Engine control systems (assessing and controlling fuel consumption using sensor data).
Real-time switching detector systems in physics. Neural networks are noise-resistant and allow the use of robust patterns in physical data with large statistical noise.

Marketing:

Gold price forecasting;
Forecasting prices for raw materials;
Trade by direct mail.

Finance:

Assessment of creditworthiness (the classic task is to determine from personal data whether a given borrower is reliable).
Forecasting financial time series.

Geological exploration:

Increasing the efficiency of the mining process (identifying significant factors affecting mining efficiency indicators).

Other industries:

Optical character recognition, including signature recognition;
Image processing;
Forecasting chaotic time series;
Medical diagnostics;
Speech synthesis;
Linguistic analysis.

Statistica Neural Networks (SNN) package

Open data file Series_g from the data available in the package.

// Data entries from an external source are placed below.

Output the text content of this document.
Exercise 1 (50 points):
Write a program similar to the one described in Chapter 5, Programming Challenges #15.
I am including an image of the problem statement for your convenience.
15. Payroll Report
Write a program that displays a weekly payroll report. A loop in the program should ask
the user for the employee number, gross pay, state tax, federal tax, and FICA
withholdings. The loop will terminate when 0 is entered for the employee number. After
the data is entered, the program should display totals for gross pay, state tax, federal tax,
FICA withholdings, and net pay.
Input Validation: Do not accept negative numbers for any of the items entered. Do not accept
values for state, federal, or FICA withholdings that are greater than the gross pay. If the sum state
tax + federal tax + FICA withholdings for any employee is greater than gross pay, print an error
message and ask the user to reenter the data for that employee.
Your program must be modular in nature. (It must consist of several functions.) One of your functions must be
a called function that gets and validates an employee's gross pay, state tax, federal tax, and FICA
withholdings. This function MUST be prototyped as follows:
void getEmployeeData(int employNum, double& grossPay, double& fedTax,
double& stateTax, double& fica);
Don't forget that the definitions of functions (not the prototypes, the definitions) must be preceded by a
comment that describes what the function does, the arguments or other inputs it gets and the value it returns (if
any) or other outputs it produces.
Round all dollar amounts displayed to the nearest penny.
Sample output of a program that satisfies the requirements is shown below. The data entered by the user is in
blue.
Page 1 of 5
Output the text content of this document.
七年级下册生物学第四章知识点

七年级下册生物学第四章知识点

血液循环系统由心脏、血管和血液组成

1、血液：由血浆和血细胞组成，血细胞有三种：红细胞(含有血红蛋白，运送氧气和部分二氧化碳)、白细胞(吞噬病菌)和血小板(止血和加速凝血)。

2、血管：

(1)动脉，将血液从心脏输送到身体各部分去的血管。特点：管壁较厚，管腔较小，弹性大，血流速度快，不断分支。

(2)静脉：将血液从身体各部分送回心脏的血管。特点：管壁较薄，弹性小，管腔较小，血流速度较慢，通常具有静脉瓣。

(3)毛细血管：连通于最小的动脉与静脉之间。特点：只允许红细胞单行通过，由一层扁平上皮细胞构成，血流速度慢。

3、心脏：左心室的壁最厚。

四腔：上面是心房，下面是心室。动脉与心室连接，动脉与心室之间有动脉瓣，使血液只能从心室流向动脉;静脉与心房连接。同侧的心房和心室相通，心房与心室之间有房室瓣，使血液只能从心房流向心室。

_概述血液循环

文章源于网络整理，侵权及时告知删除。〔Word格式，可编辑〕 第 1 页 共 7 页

The file contains a single variable that determines the volume of traffic over several years with monthly data recording. (When you open this file, a number of tables appear related to the intelligent solver option, which at this stage must be closed, leaving only the source data table).
Set the variable type “input – output” as follows: select the variable by clicking on the table header, right-click and select an option from the menu Input / Output. The variable name will be highlighted in green.
Create new network using the dialog box Create Network. To do this, press successively: File – New – Network. On the monitor screen there is a dialog box (Fig. 1).

Rice. 1. Network creation dialog box

In a time series prediction problem, the network must know how many copies of one variable it should take and how far ahead it should predict the value of the variable. In this task, accept the parameter Steps (Time window) equal to 12 because the data are monthly observations and the parameter Lookahead– equal to 1.

Select Multilayer Perceptron as the network type and accept the number of network layers as 3. After that, click the Advice button, as a result of which the program will automatically set the number of neurons in all three layers of the network: 12 – 6 – 1 (Fig. 2).

Rice. 2. Dialog box after setting network parameters

After that press the button Create.

When creating the network, SNN will automatically assign the first 12 observations from the data file to type Ignore. With further training and operation of the network in the task of time series analysis, each data block supplied to its input contains data related to several observations. The entire block is assigned to the observation that contains the value of the output variable. As a consequence, the first 12 observations are not actually ignored, but are inputs to the first block of time series data, which corresponds to observation #13. In fact, the program builds a transformed data set in which the number of observations is 12 fewer, but the data in each observation is taken from 13 consecutive lines of the source file.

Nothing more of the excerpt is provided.